UEV deixou de ser só a plataforma para os Ford elétricos

Na Ford há uma satisfação evidente com a forma como avança o desenvolvimento da nova plataforma elétrica UEV. Numa conferência com investidores, o CEO Jim Farley descreveu o resultado da equipa como "verdadeiramente excecional", em especial no que toca a eficiência e custo industrial, segundo o Carscoops.

O ponto mais relevante vem a seguir: a Ford não pretende manter esses ganhos confinados à área dos elétricos. As soluções saídas do projeto UEV, até há pouco mantido sob discrição interna, estão já a ser transferidas para os produtos de grande volume e para as linhas onde se montam os modelos a gasolina e híbridos mais vendidos. O objetivo é direto — reduzir custos e elevar a qualidade de construção.

Para a marca, a mudança é de fundo. Os programas elétricos costumam ser tratados como um ramo à parte; aqui passam a ser uma alavanca para toda a gama. Farley reforçou ainda que, até 2030, 90% dos modelos globais da Ford estarão disponíveis com algum tipo de motorização eletrificada — híbrida, totalmente elétrica ou com extensor de autonomia.

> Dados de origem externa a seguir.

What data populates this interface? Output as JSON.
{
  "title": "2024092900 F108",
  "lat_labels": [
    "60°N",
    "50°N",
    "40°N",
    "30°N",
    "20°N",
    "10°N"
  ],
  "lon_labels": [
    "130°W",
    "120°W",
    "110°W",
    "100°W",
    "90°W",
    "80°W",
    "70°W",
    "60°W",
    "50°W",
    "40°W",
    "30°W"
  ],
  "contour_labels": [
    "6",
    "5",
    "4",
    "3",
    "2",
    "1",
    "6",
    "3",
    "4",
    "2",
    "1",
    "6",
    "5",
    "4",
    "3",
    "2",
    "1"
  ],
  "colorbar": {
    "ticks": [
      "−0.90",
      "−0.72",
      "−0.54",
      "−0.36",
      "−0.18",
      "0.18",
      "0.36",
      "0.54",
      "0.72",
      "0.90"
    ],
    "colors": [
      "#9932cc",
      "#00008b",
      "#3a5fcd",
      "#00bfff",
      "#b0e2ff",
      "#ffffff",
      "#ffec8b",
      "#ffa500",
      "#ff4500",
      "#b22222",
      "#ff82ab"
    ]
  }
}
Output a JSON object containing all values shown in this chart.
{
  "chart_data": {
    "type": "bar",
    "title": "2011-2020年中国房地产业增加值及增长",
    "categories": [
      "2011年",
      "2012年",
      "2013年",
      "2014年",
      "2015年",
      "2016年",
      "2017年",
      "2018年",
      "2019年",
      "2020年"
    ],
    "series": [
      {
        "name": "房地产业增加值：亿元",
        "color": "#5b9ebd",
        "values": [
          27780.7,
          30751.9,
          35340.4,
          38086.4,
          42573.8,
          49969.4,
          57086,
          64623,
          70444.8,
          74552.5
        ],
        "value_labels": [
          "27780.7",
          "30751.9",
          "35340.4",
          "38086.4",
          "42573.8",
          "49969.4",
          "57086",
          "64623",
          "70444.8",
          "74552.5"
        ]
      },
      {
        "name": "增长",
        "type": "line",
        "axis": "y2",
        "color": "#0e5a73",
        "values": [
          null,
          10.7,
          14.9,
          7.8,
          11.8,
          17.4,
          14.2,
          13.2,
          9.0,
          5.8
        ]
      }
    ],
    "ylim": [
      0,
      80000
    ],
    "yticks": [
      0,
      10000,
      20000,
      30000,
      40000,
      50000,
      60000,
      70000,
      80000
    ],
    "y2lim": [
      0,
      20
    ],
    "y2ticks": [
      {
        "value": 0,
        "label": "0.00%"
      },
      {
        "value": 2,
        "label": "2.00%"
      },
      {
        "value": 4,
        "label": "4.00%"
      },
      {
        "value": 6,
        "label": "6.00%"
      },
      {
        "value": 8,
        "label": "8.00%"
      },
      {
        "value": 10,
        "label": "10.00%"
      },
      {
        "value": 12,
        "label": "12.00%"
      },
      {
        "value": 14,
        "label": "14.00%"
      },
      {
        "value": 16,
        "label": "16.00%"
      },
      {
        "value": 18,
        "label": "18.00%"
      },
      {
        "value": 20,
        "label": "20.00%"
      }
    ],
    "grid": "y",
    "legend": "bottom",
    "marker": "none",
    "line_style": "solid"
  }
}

O CEO não evitou um recado aos fabricantes chineses. Como maior construtor automóvel dos Estados Unidos, a Ford quer defender a indústria e a base industrial do país, vincou. Ao mesmo tempo, Farley admitiu que a empresa continuará a desenvolver o negócio através de parcerias globais, incluindo com empresas chinesas, lendo a questão tanto numa lógica económica como de segurança nacional.

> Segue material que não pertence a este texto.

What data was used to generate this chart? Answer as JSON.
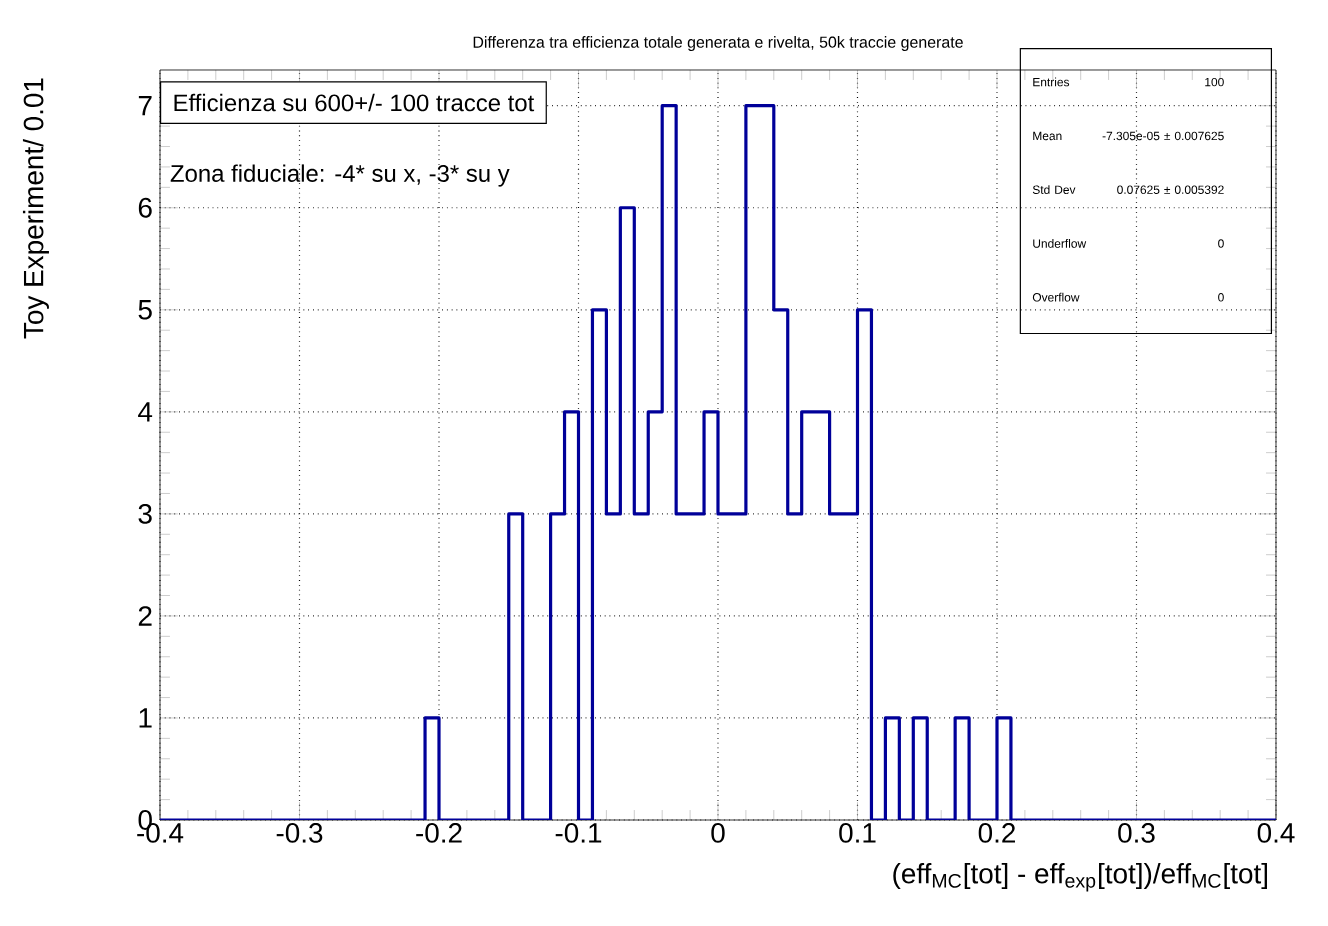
{
  "chart_data": {
    "type": "histogram",
    "title": "Differenza tra efficienza totale generata e rivelta, 50k traccie generate",
    "xlabel": "(eff$_{MC}$[tot] - eff$_{exp}$[tot])/eff$_{MC}$[tot]",
    "ylabel": "Toy Experiment/ 0.01",
    "bins": [
      -0.4,
      -0.39,
      -0.38,
      -0.37,
      -0.36,
      -0.35,
      -0.34,
      -0.33,
      -0.32,
      -0.31,
      -0.3,
      -0.29,
      -0.28,
      -0.27,
      -0.26,
      -0.25,
      -0.24,
      -0.23,
      -0.22,
      -0.21,
      -0.2,
      -0.19,
      -0.18,
      -0.17,
      -0.16,
      -0.15,
      -0.14,
      -0.13,
      -0.12,
      -0.11,
      -0.1,
      -0.09,
      -0.08,
      -0.07,
      -0.06,
      -0.05,
      -0.04,
      -0.03,
      -0.02,
      -0.01,
      0,
      0.01,
      0.02,
      0.03,
      0.04,
      0.05,
      0.06,
      0.07,
      0.08,
      0.09,
      0.1,
      0.11,
      0.12,
      0.13,
      0.14,
      0.15,
      0.16,
      0.17,
      0.18,
      0.19,
      0.2,
      0.21,
      0.22,
      0.23,
      0.24,
      0.25,
      0.26,
      0.27,
      0.28,
      0.29,
      0.3,
      0.31,
      0.32,
      0.33,
      0.34,
      0.35,
      0.36,
      0.37,
      0.38,
      0.39,
      0.4
    ],
    "values": [
      0,
      0,
      0,
      0,
      0,
      0,
      0,
      0,
      0,
      0,
      0,
      0,
      0,
      0,
      0,
      0,
      0,
      0,
      0,
      1,
      0,
      0,
      0,
      0,
      0,
      3,
      0,
      0,
      3,
      4,
      0,
      5,
      3,
      6,
      3,
      4,
      7,
      3,
      3,
      4,
      3,
      3,
      7,
      7,
      5,
      3,
      4,
      4,
      3,
      3,
      5,
      0,
      1,
      0,
      1,
      0,
      0,
      1,
      0,
      0,
      1,
      0,
      0,
      0,
      0,
      0,
      0,
      0,
      0,
      0,
      0,
      0,
      0,
      0,
      0,
      0,
      0,
      0,
      0,
      0
    ],
    "color": "#000099",
    "xlim": [
      -0.4,
      0.4
    ],
    "ylim": [
      0,
      7.35
    ],
    "xticks": [
      -0.4,
      -0.3,
      -0.2,
      -0.1,
      0,
      0.1,
      0.2,
      0.3,
      0.4
    ],
    "yticks": [
      0,
      1,
      2,
      3,
      4,
      5,
      6,
      7
    ],
    "grid": true,
    "annotations": [
      "Efficienza su 600+/- 100 tracce tot",
      "Zona fiduciale: -4* su x, -3* su y",
      "Entries",
      "100",
      "Mean",
      "-7.305e-05 ± 0.007625",
      "Std Dev",
      "0.07625 ± 0.005392",
      "Underflow",
      "0",
      "Overflow",
      "0"
    ]
  }
}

A outra grande aposta são as pick-ups. Para Farley, o segmento deve continuar a crescer, alimentado por compradores de sedans e crossovers que migram para estes veículos. Em particular, destacou uma futura pick-up elétrica de 30 mil dólares, cujo espaço interior e arquitetura devem agradar também ao cliente habitual de SUV.

No essencial, a Ford não quer fazer da UEV uma montra elétrica, mas sim a ferramenta para reconstruir todo o negócio — da pick-up elétrica acessível aos modelos de combustão de grande volume.